The New Rules of Comedy: Hannah Gadsby, Joel Kim Booster and More Talk Cancel Culture, Inclusivity and Mental Health
29.04.2024 - 18:35
/ variety.com
Julie Seabaugh Comedy constantly shifts and changes, and tenets that might have applied years ago are also on the move. Variety spoke to some comics about everything from social media to cancel culture to figure out the new rules of the comedy scene. Live wherever. New York too expensive? Los Angeles too soul-crushing? Austin … too Texas? Touring headliners now regularly hail from more efficient hubs in Colorado, Missouri, Minnesota or anywhere else with Wi-Fi.

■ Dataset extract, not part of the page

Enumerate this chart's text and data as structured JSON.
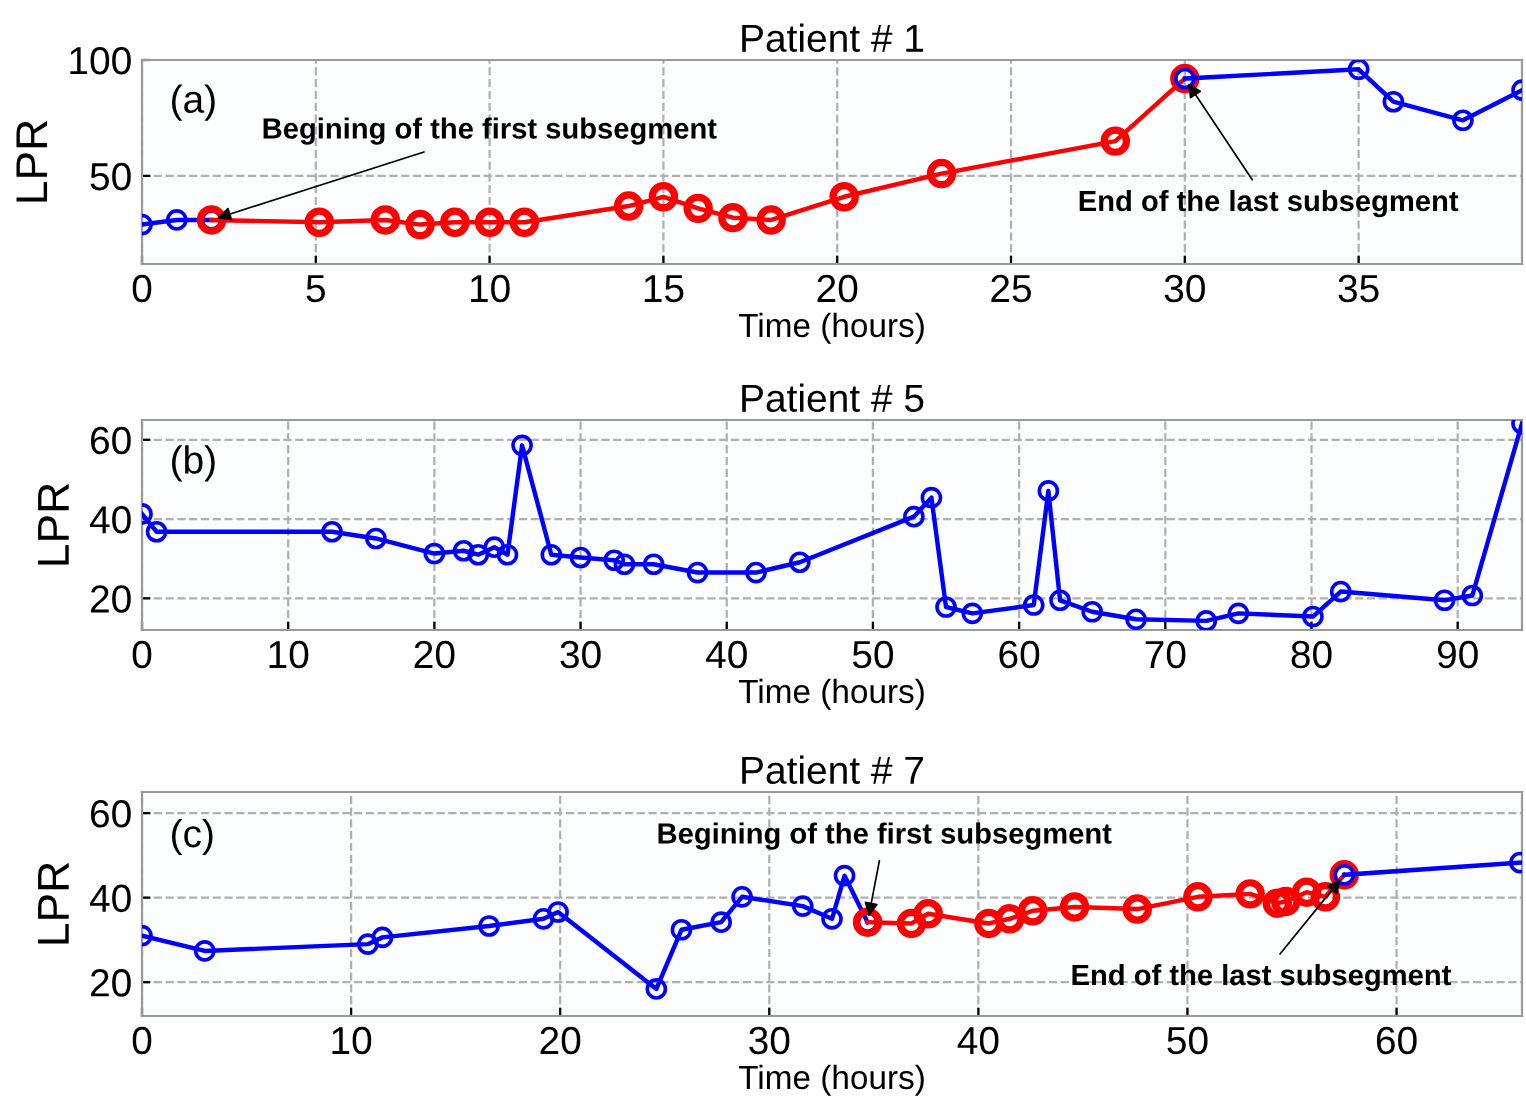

“I don’t hang in Hollywood,” says Patricia “Ms. Pat” Williams from Atlanta. “If you learn how to create for yourself, then you don’t have to wait on nobody to give you anything in this business.” The convicted felon who’d been shot twice by 21 is now serving as judge on “Ms.
Pat Settles It.” Her multicam “The Ms. Pat Show” had been dropped three times prior to earning multiple BET and Emmy nominations and breaking streaming records unedited on BET+. Over in Knoxville, Tenn., Leanne Morgan lives some 180 miles away from Nashville pal Nate Bargatze.

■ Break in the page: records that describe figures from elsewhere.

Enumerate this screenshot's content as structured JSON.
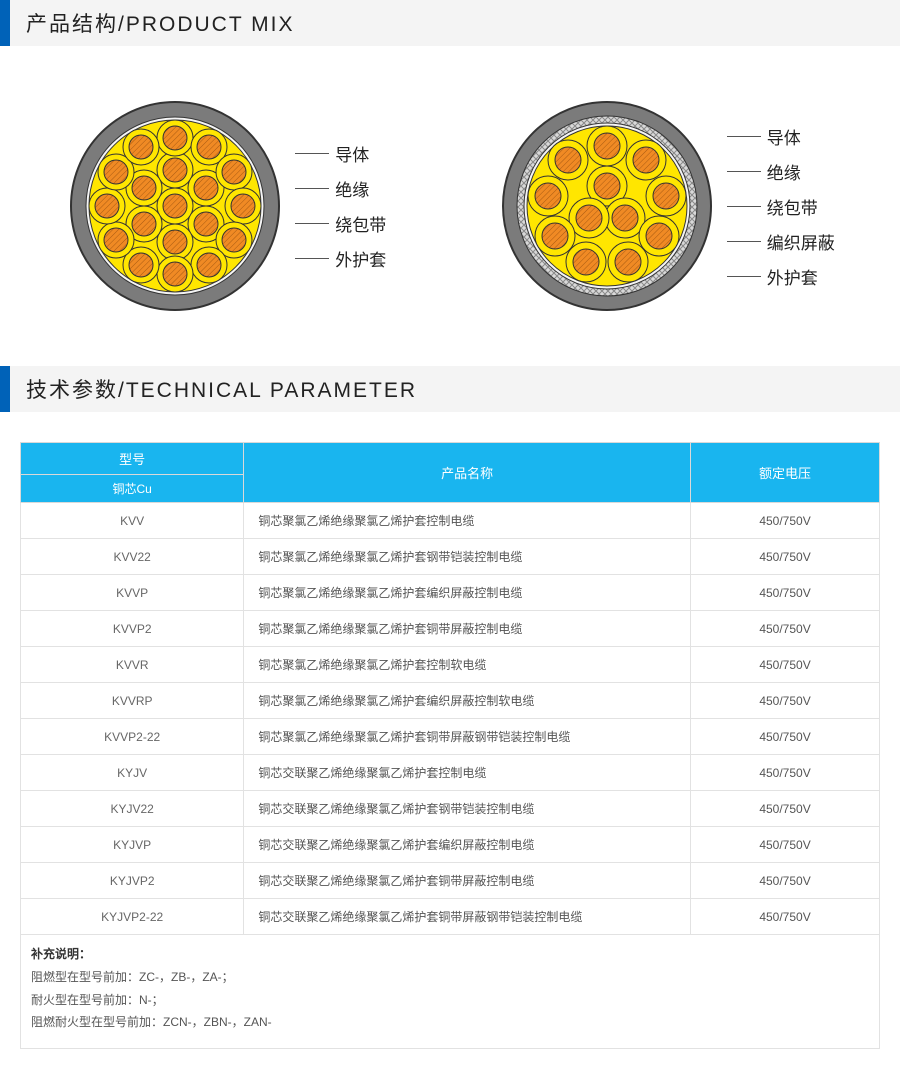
{
  "section1": {
    "title": "产品结构/PRODUCT  MIX"
  },
  "section2": {
    "title": "技术参数/TECHNICAL  PARAMETER"
  },
  "diagramA": {
    "labels": [
      "导体",
      "绝缘",
      "绕包带",
      "外护套"
    ],
    "colors": {
      "jacket": "#7b7b7b",
      "tape": "#f4f4f4",
      "insulation": "#ffe600",
      "conductor_fill": "#f08a24",
      "conductor_stroke": "#a85a12"
    }
  },
  "diagramB": {
    "labels": [
      "导体",
      "绝缘",
      "绕包带",
      "编织屏蔽",
      "外护套"
    ],
    "colors": {
      "jacket": "#7b7b7b",
      "shield": "#cfcfcf",
      "tape": "#f4f4f4",
      "insulation": "#ffe600",
      "conductor_fill": "#f08a24",
      "conductor_stroke": "#a85a12"
    }
  },
  "table": {
    "header": {
      "model": "型号",
      "model_sub": "铜芯Cu",
      "name": "产品名称",
      "voltage": "额定电压"
    },
    "header_bg": "#19b5ef",
    "rows": [
      {
        "model": "KVV",
        "name": "铜芯聚氯乙烯绝缘聚氯乙烯护套控制电缆",
        "voltage": "450/750V"
      },
      {
        "model": "KVV22",
        "name": "铜芯聚氯乙烯绝缘聚氯乙烯护套钢带铠装控制电缆",
        "voltage": "450/750V"
      },
      {
        "model": "KVVP",
        "name": "铜芯聚氯乙烯绝缘聚氯乙烯护套编织屏蔽控制电缆",
        "voltage": "450/750V"
      },
      {
        "model": "KVVP2",
        "name": "铜芯聚氯乙烯绝缘聚氯乙烯护套铜带屏蔽控制电缆",
        "voltage": "450/750V"
      },
      {
        "model": "KVVR",
        "name": "铜芯聚氯乙烯绝缘聚氯乙烯护套控制软电缆",
        "voltage": "450/750V"
      },
      {
        "model": "KVVRP",
        "name": "铜芯聚氯乙烯绝缘聚氯乙烯护套编织屏蔽控制软电缆",
        "voltage": "450/750V"
      },
      {
        "model": "KVVP2-22",
        "name": "铜芯聚氯乙烯绝缘聚氯乙烯护套铜带屏蔽钢带铠装控制电缆",
        "voltage": "450/750V"
      },
      {
        "model": "KYJV",
        "name": "铜芯交联聚乙烯绝缘聚氯乙烯护套控制电缆",
        "voltage": "450/750V"
      },
      {
        "model": "KYJV22",
        "name": "铜芯交联聚乙烯绝缘聚氯乙烯护套钢带铠装控制电缆",
        "voltage": "450/750V"
      },
      {
        "model": "KYJVP",
        "name": "铜芯交联聚乙烯绝缘聚氯乙烯护套编织屏蔽控制电缆",
        "voltage": "450/750V"
      },
      {
        "model": "KYJVP2",
        "name": "铜芯交联聚乙烯绝缘聚氯乙烯护套铜带屏蔽控制电缆",
        "voltage": "450/750V"
      },
      {
        "model": "KYJVP2-22",
        "name": "铜芯交联聚乙烯绝缘聚氯乙烯护套铜带屏蔽钢带铠装控制电缆",
        "voltage": "450/750V"
      }
    ]
  },
  "notes": {
    "title": "补充说明：",
    "lines": [
      "阻燃型在型号前加：ZC-，ZB-，ZA-；",
      "耐火型在型号前加：N-；",
      "阻燃耐火型在型号前加：ZCN-，ZBN-，ZAN-"
    ]
  }
}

“You got to be what they want,” she advises of Hollywood. “They’re looking for this. I need to mold myself into that.” Morgan takes pride in having raised her children, staying who she was and connecting with “a huge audience of darling, darling people.

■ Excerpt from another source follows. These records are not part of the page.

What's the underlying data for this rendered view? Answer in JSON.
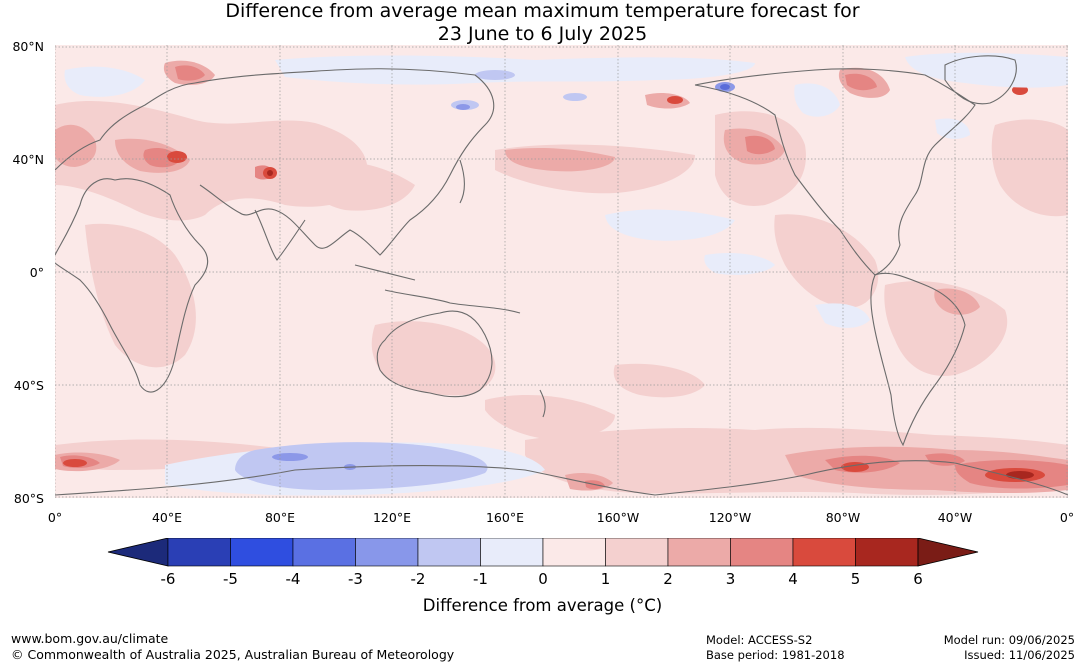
{
  "title_line1": "Difference from average mean maximum temperature forecast for",
  "title_line2": "23 June to 6 July 2025",
  "map": {
    "lat_labels": [
      "80°N",
      "40°N",
      "0°",
      "40°S",
      "80°S"
    ],
    "lon_labels": [
      "0°",
      "40°E",
      "80°E",
      "120°E",
      "160°E",
      "160°W",
      "120°W",
      "80°W",
      "40°W",
      "0°"
    ],
    "colors": {
      "ocean_base": "#fbe9e8",
      "warm_1": "#f4d0cf",
      "warm_2": "#ecaaa8",
      "warm_3": "#e58583",
      "warm_4": "#d94a3d",
      "warm_5": "#a8271f",
      "cool_1": "#e8ecfa",
      "cool_2": "#c0c7f2",
      "cool_3": "#8c98e8",
      "cool_4": "#5a6cd9",
      "coast": "#6b6b6b"
    }
  },
  "colorbar": {
    "ticks": [
      "-6",
      "-5",
      "-4",
      "-3",
      "-2",
      "-1",
      "0",
      "1",
      "2",
      "3",
      "4",
      "5",
      "6"
    ],
    "colors": [
      "#1c2a7a",
      "#2a3fb5",
      "#2f4ee0",
      "#5a70e3",
      "#8897ea",
      "#c0c7f2",
      "#e8ecfa",
      "#fbe9e8",
      "#f4d0cf",
      "#ecaaa8",
      "#e58583",
      "#d94a3d",
      "#a8271f",
      "#7a1c16"
    ],
    "title": "Difference from average (°C)"
  },
  "footer": {
    "website": "www.bom.gov.au/climate",
    "copyright": "© Commonwealth of Australia 2025, Australian Bureau of Meteorology",
    "model": "Model: ACCESS-S2",
    "base_period": "Base period: 1981-2018",
    "model_run": "Model run: 09/06/2025",
    "issued": "Issued: 11/06/2025"
  }
}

I cut my own path and started selling out all over the United States, it felt like overnight. If you can find your audience, you could live in Kalamazoo.” Respect your social-media audiences. Social media is a necessary part of building an audience. “You absolutely need to take it seriously,” says UTA agent-turned-independent manager Joe Eshenbaugh.